Służyła w jednym ze szwadronów „Łupaszki” jako łączniczka i sanitariuszka, uczestnicząc w akcjach przeciwko NKWD i UB. Aresztowana w lipcu 1946 r. była bita i poniżana, a mimo to odmówiła składania zeznań obciążających zołnierzy „Łupaszki”. Została skazana na śmierć w sierpniu 1946 r. i kilka tygodni potem zastrzelona. W chwili śmierci miała 17 lat. Miejsce jej pochówku nie jest znane.
Pomóż w rozwoju naszego portalu
Uczestnicy akcji zamierzają przygotować petycję w tej sprawie. - Na razie jesteśmy na „Fejsie”, ale potem musimy zejść na ziemię i stworzyć petycje - napisał jeden z uczestników akcji. Inny wątpi: - Tyle już było akcji, ale władza jest głucha.
Reklama
- Piękna idea. „Ince”, tak jak innym żołnierzom wyklętym, należą sie pomniki. To byli ludzie, którzy walczyli do końca, rzeczywiście niezłomnie, wiedząc, że walka skończy się dla nich katastrofą - twierdzi Tadeusz Płuzański, publicysta, historyk, autor publikacji o powojennych represjach. - „Inka”, mimo tortur, nie wydała nikogo, w tym majora „Łupaszki”, a to postawa godna upamiętnienia. Jeżeli pomnik „Inki”, miałby stanąć, miejsce po Czterech Śpiących byłoby idealne.

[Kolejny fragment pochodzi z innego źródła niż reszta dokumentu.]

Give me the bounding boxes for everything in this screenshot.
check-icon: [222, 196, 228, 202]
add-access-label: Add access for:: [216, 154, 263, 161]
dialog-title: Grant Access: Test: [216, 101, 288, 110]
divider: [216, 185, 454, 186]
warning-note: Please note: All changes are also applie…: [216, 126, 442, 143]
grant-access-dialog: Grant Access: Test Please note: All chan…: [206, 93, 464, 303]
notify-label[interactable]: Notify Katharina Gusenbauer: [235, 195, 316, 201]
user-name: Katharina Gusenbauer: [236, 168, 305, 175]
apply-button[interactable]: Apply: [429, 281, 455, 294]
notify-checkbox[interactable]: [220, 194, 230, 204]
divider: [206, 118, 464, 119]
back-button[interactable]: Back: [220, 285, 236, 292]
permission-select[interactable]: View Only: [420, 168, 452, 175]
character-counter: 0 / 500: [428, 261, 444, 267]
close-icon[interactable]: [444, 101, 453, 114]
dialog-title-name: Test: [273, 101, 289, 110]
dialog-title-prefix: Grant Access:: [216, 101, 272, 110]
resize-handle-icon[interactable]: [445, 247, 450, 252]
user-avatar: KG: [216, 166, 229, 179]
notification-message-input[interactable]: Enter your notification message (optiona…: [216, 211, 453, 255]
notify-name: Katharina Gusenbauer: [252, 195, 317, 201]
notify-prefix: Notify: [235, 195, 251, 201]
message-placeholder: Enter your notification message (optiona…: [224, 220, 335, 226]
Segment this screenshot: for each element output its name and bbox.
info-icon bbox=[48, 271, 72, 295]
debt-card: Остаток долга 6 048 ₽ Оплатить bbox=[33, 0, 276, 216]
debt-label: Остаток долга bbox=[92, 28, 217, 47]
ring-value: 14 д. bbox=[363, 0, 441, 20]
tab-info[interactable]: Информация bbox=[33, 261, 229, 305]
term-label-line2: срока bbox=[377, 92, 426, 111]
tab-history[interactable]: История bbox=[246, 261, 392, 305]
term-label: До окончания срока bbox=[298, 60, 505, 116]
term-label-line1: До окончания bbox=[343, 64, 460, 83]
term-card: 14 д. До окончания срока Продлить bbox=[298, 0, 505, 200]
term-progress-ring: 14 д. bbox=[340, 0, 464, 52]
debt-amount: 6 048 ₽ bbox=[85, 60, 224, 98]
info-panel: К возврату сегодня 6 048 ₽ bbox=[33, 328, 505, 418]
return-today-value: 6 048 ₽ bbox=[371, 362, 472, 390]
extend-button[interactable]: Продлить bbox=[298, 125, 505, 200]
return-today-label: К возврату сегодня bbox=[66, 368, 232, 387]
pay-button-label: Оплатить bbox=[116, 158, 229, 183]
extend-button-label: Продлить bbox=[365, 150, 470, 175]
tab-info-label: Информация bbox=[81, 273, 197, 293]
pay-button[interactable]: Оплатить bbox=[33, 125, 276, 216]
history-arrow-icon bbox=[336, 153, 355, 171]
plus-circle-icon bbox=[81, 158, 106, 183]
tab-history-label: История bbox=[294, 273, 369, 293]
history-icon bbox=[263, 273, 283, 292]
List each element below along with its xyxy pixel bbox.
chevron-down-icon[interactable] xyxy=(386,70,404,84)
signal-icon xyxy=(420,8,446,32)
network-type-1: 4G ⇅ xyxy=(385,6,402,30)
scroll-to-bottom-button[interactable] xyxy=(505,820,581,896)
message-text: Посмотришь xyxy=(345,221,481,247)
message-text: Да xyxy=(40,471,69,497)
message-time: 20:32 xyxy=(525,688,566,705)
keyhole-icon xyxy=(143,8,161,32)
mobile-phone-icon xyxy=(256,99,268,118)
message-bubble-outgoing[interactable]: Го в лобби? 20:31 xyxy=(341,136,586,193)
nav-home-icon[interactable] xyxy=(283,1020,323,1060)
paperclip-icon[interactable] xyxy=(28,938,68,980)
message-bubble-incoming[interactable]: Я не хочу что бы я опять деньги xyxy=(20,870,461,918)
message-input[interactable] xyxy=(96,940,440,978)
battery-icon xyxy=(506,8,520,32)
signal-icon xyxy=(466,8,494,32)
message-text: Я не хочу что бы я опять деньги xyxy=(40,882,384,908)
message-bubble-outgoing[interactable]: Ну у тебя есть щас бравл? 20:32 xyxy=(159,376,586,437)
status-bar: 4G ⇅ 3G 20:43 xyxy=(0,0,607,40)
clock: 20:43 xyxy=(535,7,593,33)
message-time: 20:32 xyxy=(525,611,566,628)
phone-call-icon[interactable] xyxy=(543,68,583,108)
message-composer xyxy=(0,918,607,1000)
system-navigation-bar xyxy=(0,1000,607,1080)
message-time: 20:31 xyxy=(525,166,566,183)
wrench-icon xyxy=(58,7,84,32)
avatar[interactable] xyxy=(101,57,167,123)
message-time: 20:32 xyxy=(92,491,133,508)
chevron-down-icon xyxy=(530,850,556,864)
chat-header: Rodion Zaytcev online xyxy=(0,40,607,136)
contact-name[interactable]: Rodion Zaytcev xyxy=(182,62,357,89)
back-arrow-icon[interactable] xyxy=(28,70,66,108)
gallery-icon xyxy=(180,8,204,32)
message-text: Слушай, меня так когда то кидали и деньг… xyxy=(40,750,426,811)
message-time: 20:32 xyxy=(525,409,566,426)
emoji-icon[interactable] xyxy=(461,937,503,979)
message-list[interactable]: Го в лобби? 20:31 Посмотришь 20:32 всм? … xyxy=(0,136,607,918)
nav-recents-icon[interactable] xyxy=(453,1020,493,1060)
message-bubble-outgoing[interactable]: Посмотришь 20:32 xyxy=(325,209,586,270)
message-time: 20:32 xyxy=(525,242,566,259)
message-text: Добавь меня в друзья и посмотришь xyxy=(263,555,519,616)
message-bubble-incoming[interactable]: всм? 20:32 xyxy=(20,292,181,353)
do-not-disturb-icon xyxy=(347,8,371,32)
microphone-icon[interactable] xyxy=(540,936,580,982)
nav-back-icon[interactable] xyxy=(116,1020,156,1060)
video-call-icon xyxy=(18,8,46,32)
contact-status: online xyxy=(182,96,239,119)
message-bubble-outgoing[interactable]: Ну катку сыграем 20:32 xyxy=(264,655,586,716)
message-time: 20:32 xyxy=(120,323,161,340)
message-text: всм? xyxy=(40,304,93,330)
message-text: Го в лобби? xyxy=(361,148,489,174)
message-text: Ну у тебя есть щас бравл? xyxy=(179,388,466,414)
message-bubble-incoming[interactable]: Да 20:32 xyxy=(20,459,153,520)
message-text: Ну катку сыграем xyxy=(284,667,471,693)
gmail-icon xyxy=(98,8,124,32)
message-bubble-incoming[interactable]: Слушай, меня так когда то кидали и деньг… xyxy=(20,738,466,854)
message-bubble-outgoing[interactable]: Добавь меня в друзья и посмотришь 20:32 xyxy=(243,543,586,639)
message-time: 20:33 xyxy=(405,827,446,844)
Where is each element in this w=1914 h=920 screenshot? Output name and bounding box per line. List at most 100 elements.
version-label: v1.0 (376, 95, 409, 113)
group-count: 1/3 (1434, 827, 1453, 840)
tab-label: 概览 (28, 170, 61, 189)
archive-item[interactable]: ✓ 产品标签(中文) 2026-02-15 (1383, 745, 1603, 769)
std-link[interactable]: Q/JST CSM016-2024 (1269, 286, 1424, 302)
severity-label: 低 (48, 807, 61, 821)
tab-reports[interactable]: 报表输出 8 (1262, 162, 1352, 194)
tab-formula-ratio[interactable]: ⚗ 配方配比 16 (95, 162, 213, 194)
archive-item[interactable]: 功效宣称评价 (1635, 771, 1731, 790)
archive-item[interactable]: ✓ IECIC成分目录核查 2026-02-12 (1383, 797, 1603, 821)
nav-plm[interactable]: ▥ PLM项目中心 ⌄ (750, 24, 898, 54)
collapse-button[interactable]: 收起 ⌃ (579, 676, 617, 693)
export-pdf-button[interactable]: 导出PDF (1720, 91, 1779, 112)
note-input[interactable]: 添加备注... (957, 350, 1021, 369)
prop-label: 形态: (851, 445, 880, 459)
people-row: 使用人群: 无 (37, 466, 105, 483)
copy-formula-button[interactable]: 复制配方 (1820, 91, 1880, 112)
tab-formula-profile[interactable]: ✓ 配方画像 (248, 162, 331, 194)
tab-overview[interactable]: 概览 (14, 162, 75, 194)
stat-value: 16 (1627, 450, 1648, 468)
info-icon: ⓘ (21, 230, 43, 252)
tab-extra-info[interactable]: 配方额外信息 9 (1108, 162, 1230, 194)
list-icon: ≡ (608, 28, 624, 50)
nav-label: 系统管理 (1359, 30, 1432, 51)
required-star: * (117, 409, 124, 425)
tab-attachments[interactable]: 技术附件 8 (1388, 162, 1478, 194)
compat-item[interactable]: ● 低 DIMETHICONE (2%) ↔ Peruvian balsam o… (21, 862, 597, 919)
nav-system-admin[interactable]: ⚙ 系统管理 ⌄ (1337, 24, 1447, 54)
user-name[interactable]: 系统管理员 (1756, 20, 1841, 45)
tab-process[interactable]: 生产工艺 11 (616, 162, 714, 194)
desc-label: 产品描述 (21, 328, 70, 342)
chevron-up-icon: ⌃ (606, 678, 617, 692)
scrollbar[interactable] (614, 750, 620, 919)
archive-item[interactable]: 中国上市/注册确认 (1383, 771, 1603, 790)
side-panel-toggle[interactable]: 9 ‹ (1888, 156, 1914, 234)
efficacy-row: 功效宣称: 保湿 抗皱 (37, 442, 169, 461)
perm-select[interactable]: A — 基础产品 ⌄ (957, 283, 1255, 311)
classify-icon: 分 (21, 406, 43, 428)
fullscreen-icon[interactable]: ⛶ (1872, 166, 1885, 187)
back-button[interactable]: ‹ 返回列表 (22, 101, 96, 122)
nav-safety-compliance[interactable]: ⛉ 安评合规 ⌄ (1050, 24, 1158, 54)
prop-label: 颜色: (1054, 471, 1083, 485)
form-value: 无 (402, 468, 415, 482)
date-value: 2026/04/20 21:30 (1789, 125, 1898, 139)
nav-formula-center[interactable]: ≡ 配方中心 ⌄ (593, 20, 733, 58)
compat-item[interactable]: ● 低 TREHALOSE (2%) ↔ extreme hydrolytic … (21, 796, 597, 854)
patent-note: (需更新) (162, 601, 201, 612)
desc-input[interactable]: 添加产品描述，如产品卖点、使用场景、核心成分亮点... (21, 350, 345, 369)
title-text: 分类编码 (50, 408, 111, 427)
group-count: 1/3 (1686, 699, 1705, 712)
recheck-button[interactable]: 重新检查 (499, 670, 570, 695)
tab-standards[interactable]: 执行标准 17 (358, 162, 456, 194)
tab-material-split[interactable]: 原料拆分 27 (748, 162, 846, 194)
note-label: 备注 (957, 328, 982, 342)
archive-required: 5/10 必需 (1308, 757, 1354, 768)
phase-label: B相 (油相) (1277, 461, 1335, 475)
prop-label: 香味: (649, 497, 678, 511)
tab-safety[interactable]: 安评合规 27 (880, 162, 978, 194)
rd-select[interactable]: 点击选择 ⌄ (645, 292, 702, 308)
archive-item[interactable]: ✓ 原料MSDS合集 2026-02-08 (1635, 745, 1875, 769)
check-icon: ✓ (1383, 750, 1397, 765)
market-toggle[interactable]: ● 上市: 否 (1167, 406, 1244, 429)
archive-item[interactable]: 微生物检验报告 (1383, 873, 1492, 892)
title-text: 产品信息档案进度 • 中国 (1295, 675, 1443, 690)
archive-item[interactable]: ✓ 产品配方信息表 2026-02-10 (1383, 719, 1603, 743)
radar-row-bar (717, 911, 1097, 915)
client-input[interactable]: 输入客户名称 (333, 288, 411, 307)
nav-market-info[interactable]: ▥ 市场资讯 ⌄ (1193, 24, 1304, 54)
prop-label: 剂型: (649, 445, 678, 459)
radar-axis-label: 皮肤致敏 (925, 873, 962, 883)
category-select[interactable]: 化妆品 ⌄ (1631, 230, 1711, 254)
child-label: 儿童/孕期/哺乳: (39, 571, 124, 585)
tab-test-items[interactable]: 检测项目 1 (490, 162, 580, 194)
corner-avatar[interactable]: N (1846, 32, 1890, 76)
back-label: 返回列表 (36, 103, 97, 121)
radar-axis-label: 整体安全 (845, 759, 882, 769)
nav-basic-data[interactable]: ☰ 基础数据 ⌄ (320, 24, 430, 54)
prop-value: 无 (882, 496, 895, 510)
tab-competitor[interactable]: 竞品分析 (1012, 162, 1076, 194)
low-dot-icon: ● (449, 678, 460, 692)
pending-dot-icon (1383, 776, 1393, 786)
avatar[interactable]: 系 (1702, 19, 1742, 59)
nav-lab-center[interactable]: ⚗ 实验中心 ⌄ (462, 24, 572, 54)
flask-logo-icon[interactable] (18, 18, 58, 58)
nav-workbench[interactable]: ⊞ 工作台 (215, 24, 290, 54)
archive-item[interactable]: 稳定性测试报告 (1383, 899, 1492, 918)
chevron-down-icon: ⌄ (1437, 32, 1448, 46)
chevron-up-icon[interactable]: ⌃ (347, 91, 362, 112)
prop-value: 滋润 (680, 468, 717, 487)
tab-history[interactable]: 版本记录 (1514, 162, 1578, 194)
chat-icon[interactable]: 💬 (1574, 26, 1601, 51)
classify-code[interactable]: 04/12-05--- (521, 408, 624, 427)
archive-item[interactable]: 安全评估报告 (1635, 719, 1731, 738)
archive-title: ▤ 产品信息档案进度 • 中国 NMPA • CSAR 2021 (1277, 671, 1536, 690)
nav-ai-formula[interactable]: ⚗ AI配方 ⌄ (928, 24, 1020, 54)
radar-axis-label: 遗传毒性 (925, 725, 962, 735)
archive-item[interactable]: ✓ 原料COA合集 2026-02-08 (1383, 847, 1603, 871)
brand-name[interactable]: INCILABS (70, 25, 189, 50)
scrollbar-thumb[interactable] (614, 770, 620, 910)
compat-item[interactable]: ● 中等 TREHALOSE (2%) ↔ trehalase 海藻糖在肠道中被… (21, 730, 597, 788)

Pomnik Czterech Śpiących został usunięty z okolic placu Wileńskiego ze względu na budowę metra. Jednak władze Warszawy zamierzają ponownie ustawić go w pobliżu poprzedniego miejsca. Mieszkańcy okolic nie chcieli o tym słyszeć organizując protesty i składając petycje. Zbierane były też podpisy pod inicjatywą uchwały zakazującej ponownego umieszczenia Czterech śpiących w dawnym miejscu. „Wymowa tego monumentu i napis na jego cokole świadczą o tym, że jest to pomnik chwały bohaterów Armii Sowieckiej - stwierdzał m.in. projekt uchwały. - Nie widzimy powodu, aby czcić na pomnikach członków Armii, która (…) przywiozła na swoich czołgach marionetkowy rząd, który pod dyktando Stalina ciemiężył i mordował Polaków”.
Władze Warszawy jednak nadal upierają się przy swojej decyzji i nie zamierzają jej zmieniać. Przeprowadziły nawet sondaż (tzw. Barometr Warszawski), według którego większość ankietowanych opowiedziała się za powrotem pomnika w rejon placu Wileńskiego.